Chapter 24 Post Quiz
The Multiplier Model

Matching Questions:

Match the terms on the left with the definition in the column on the right. Enter the lowercase letter of that definition in the box to the left of the question number.

1. Multiplier model

a. a macroeconomic theory that relies on the idea that each dollar change in exogenous expenditures leads to a more than a dollar change in GDP.

2. Equilibrium level of unemployment

b. the status of the economy at which higher spending will result in no significant increase in output or employment, but higher price levels.

3. Change in output

c. the increase in GDP that is caused by a one dollar increase in government spending.

4. Multiplier

d. will occur if there is a difference between planned output and planned spending.

5. Full employment

e. (1/MPS) x change in investment.

6. Change in output

f. occurs at the intersection of the saving and investment schedules.

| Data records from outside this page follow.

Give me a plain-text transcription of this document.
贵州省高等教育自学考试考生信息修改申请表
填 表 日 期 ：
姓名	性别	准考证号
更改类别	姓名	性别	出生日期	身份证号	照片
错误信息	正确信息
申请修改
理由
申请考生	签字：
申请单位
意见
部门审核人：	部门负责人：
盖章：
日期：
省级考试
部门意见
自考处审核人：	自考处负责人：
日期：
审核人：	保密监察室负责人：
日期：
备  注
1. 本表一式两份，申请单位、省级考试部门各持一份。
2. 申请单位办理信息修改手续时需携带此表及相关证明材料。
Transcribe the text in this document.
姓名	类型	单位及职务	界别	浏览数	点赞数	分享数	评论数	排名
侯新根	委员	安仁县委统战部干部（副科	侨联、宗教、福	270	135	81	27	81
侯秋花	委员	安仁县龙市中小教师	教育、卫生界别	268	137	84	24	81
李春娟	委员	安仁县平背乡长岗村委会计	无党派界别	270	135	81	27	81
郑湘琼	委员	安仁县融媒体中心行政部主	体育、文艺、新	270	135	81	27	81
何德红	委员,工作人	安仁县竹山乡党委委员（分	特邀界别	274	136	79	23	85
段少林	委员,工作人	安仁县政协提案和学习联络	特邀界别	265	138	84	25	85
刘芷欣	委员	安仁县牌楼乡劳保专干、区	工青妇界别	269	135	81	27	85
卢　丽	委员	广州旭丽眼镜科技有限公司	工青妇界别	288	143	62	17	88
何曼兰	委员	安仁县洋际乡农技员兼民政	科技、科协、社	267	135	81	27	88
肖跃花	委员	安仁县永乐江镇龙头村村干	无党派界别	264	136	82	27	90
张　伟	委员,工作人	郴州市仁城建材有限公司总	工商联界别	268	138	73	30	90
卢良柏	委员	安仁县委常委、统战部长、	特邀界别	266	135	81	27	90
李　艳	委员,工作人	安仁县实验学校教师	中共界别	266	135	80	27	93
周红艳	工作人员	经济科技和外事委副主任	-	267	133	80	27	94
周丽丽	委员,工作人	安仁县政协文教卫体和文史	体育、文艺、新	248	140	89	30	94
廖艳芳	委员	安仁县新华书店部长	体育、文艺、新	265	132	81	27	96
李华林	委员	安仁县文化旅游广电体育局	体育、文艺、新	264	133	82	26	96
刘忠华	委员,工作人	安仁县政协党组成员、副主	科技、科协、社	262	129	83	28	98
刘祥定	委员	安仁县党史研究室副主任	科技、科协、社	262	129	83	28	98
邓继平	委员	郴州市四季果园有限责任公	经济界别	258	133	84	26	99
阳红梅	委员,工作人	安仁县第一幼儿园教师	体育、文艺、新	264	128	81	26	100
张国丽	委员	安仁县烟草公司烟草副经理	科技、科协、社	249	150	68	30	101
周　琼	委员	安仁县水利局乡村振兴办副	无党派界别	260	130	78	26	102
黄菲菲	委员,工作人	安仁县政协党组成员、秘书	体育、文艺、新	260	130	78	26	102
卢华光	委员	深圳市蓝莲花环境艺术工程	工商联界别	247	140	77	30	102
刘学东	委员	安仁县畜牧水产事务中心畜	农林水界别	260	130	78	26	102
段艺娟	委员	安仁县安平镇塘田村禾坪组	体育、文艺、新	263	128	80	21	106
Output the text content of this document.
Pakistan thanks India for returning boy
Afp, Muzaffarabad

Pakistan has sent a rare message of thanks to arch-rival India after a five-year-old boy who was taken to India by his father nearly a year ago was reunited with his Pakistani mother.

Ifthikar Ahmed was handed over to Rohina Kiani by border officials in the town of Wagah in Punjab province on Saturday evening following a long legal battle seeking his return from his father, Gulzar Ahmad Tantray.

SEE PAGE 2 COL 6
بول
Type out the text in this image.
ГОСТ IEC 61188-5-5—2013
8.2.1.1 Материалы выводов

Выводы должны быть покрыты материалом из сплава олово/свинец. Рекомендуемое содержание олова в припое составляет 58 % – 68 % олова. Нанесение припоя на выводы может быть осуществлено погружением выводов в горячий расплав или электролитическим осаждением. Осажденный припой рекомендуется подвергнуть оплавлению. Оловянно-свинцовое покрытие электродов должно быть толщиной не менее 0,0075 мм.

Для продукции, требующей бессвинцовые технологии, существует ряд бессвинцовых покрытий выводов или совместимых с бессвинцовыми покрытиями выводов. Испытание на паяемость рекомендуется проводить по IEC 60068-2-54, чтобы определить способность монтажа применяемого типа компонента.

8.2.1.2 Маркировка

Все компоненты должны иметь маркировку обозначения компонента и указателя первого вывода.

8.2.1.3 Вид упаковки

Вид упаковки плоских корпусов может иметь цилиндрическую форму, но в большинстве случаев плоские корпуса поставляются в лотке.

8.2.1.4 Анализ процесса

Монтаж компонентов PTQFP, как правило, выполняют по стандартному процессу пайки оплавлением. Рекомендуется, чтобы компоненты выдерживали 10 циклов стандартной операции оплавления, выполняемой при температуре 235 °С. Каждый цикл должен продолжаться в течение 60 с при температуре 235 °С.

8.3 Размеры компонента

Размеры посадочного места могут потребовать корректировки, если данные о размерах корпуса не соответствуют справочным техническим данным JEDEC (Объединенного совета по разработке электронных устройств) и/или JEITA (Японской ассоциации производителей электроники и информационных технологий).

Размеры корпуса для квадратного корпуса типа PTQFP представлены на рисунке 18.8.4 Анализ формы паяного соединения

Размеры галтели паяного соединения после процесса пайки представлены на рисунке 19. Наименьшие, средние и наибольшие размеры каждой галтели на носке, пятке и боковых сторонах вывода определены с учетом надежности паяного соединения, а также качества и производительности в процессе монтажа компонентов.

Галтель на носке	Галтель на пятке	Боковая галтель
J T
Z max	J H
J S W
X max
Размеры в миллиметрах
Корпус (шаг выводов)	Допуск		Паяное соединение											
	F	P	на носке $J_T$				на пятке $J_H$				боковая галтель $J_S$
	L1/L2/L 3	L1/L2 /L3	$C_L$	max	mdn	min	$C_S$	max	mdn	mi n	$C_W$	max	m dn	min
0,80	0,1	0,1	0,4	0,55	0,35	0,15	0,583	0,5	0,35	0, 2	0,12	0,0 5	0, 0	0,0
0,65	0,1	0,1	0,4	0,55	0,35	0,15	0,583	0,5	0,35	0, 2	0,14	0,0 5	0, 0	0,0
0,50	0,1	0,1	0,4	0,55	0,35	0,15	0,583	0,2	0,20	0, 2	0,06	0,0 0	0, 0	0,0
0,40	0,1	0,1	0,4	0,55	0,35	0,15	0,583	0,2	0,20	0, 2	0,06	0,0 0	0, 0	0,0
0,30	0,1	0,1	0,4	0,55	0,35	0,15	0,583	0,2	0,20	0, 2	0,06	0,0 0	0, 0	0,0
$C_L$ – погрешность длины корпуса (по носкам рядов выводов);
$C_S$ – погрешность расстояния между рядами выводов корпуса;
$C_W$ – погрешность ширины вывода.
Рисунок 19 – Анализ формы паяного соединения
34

7. Reduction in consumption spending

g. equals MPC x expenditure multiplier.

8. Higher taxes

h. will result in higher GDP and employment if investment and government purchases remain the same.

9. Government expenditure multiplier

i. will reduce employment and GDP in the multiplier model as long as they are not coupled with an increase in government spending.

10. Tax multiplier

j. the number by which the change in investment must be multiplied in order to determine the resulting change in total output.